Part 2
Trading in a foreign currency market is a business with its own special features. Their ignorance turns out fatal for the capital. Those who want to invest money have two ways: one is to become a professional and trade themselves; the other is to become an investor and have a professional trade for them which, in turn, offers no guaranteed protection from losses.
Just believe me that 90% of all traders are practically unable to explain clearly why they make a certain trade or for what reasons at a certain point in time they take into account factors which are later excluded from the decision making process. In some cases carefully monitoring fundamental figures, in others they totally and completely rely on technical indicators. But most alarmingly, they can also be influenced by other people's opinion.
Lack of a set of rules you use as a basis for making trading decisions makes analysis of subsequent (inevitable) mistakes impossible as such. It means generally performance is practically negligible.

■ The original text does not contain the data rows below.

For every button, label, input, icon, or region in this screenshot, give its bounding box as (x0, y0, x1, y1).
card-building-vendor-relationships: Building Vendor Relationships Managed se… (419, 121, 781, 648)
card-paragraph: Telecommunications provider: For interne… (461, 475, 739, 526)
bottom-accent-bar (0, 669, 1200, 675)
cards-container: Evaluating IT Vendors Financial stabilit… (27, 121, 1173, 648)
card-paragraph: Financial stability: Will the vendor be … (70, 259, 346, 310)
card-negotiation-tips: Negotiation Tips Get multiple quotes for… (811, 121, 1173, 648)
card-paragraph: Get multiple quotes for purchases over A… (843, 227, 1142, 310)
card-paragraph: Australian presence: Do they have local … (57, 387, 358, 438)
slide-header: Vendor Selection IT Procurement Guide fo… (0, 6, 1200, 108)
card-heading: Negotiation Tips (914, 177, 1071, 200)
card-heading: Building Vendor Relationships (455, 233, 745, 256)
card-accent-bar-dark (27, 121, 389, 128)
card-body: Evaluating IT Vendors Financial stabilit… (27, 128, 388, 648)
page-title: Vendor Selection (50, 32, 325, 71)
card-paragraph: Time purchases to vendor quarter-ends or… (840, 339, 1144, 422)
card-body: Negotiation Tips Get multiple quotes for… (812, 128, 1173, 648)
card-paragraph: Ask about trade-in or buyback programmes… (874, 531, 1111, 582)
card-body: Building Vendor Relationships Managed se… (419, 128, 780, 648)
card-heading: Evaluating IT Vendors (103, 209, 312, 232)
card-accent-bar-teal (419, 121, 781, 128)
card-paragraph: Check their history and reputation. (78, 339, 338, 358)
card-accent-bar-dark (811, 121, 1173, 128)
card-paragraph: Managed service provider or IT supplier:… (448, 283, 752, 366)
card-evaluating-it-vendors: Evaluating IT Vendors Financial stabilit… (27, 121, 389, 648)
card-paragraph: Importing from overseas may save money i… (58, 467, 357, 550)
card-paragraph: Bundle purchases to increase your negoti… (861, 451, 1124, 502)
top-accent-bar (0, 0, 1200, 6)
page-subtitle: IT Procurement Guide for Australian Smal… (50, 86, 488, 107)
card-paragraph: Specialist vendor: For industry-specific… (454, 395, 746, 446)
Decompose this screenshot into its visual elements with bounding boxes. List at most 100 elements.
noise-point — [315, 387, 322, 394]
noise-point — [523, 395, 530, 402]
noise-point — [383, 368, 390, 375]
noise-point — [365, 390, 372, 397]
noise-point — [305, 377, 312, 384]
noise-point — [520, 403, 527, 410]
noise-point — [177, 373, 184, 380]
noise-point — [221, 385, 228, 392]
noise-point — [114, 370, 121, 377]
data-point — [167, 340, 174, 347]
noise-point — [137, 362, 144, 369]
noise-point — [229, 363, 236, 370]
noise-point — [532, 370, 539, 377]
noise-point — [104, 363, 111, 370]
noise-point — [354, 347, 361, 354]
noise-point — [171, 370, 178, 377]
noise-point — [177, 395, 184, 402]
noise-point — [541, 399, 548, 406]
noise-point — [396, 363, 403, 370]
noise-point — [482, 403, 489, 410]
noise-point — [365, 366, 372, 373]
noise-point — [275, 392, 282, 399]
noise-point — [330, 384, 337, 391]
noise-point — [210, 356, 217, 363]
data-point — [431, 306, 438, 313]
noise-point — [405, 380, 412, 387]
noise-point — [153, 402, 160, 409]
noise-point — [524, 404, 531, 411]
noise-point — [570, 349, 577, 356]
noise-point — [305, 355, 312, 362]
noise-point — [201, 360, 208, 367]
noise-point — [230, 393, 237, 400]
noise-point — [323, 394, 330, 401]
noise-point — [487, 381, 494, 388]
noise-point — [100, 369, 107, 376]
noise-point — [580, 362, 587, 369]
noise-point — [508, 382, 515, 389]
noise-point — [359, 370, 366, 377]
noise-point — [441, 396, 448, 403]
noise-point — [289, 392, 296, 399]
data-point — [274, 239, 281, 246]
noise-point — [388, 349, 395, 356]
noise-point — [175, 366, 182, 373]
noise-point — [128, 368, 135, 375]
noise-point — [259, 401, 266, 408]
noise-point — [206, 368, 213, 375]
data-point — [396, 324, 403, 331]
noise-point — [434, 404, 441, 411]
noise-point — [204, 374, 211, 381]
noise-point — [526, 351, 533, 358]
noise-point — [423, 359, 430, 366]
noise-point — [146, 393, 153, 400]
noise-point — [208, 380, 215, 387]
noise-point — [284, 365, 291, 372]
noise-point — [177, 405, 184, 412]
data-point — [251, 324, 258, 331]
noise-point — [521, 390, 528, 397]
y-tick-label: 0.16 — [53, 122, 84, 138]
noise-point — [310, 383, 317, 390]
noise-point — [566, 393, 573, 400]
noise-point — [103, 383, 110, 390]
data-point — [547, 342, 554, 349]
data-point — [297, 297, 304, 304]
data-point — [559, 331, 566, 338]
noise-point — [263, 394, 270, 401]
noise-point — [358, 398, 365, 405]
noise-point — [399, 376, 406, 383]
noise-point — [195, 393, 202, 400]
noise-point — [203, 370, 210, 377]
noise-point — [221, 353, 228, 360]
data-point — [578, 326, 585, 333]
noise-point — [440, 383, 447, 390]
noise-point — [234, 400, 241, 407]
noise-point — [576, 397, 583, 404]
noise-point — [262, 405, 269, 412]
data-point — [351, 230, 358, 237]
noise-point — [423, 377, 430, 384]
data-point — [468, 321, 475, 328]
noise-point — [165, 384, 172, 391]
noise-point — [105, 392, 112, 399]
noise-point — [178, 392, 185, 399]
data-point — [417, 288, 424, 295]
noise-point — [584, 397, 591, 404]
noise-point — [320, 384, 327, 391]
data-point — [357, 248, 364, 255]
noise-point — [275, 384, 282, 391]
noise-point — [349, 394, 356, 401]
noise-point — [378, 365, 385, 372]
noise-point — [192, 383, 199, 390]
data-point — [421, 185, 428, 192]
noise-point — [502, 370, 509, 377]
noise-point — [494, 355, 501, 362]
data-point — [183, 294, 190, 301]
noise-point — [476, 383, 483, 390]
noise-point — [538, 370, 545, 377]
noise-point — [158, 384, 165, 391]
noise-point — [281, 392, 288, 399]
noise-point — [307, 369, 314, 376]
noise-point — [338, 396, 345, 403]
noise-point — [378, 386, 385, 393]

A set of rules that offer a full description of conditions for opening, maintaining and closing trades is called a trading system in turn supplemented with a money management system. Of course, each investor should be aware of trading principles and rules of their trader. One should avoid intricate formulas and vague explanations. Everything should be simple and clear even to an uninterested person.
So, we have established that successful trading is only possible if there is a systemic approach. 'Under rigid supervision of his or her trading plan', the trader can distance themselves from their emotions, while the rules they have developed can be checked to find out later how successful a certain strategy was in the past. This minimizes losses in the future. There are, however, kind of unacceptable mistakes, for example, working against the trend. Dominance of such (losing) trades in trading is a serious reason to think twice about the qualification of the selected trader.
There's no need in a list of skills a true trader should possess. After all, their task is 'simple' - generate consistent revenues for their investor. The latter should, in turn, have minimum knowledge of the financial area, in particular, be able to correctly recognize the current trend and determine the force prevalent in the market. It is only this combination of skills of the trader and investor that can be the most solid foundation for meeting both parties' mutual interests.
Many events in the world are known to occur in cycles. Similarly, the trader's life has periods of victories and defeats. Having analysis of the trader's performance at hand, the investor can increase lot size when the trader is 'on the same wave' as the market and decrease it otherwise. This technique is also used by most successful traders and investors.
A systemic analysis of how a trader performs safeguards the investor from a possible drawdown of the trading account. After a look at the account history the professional investor will clearly say what risks he or she will face in the future if the trader's current strategy is used. It should be noted that any trading strategy has a chance to turn out losing in the course of time. Therefore, past performance cannot guarantee, but gives reasons to expect, repeated success in the future. ANY trading strategy involves a certain risk, and one cannot by-pass this limitation - just accept the risk as is.
Lack of adequate account management can ruin your trading account in a matter of minutes of even seconds. This is why make sure you understand your trader's concept of risk management before you sign the contract. Make a query and you are likely to enter into a separate agreement that defines and fixes the maximum risk per trade and the maximum risk per portfolio at a given point in time. This can serve as some insurance in case there is a drawdown in your account because of unsuitable risk management.
Also be especially careful with the principle of calculation of the trader's fees. There are 3 types of fees: first two are obvious - the trader charges either a base rate and/or a certain percentage of the amount of generated profits a month. The third way can turn even a good account management system into a losing one. Some traders agree to manage your assets only if you are prepared to open an account with one of the brokers that the trader prefers. This usually means your trader will act as a representative of the broker itself, getting significant profits from spreads for each trade they make. Therefore, it is obvious for the trader that the more trades they make, the more fees will be paid regardless of the outcome of the trade itself. If you opt for this kind of cooperation, we recommend carefully discussing the number and size of trades the trader makes in one calendar month. Another disadvantage such 'cooperation' involves is that you are limited in choosing a worthy broker. It might turn out that, having selected a skilled trader, you ended up with a weak broker significantly cutting down your potential profits.
After all, you are free to do anything you want with your money. You can turn each penny into thousands and thousands into a penny. It's all up to you.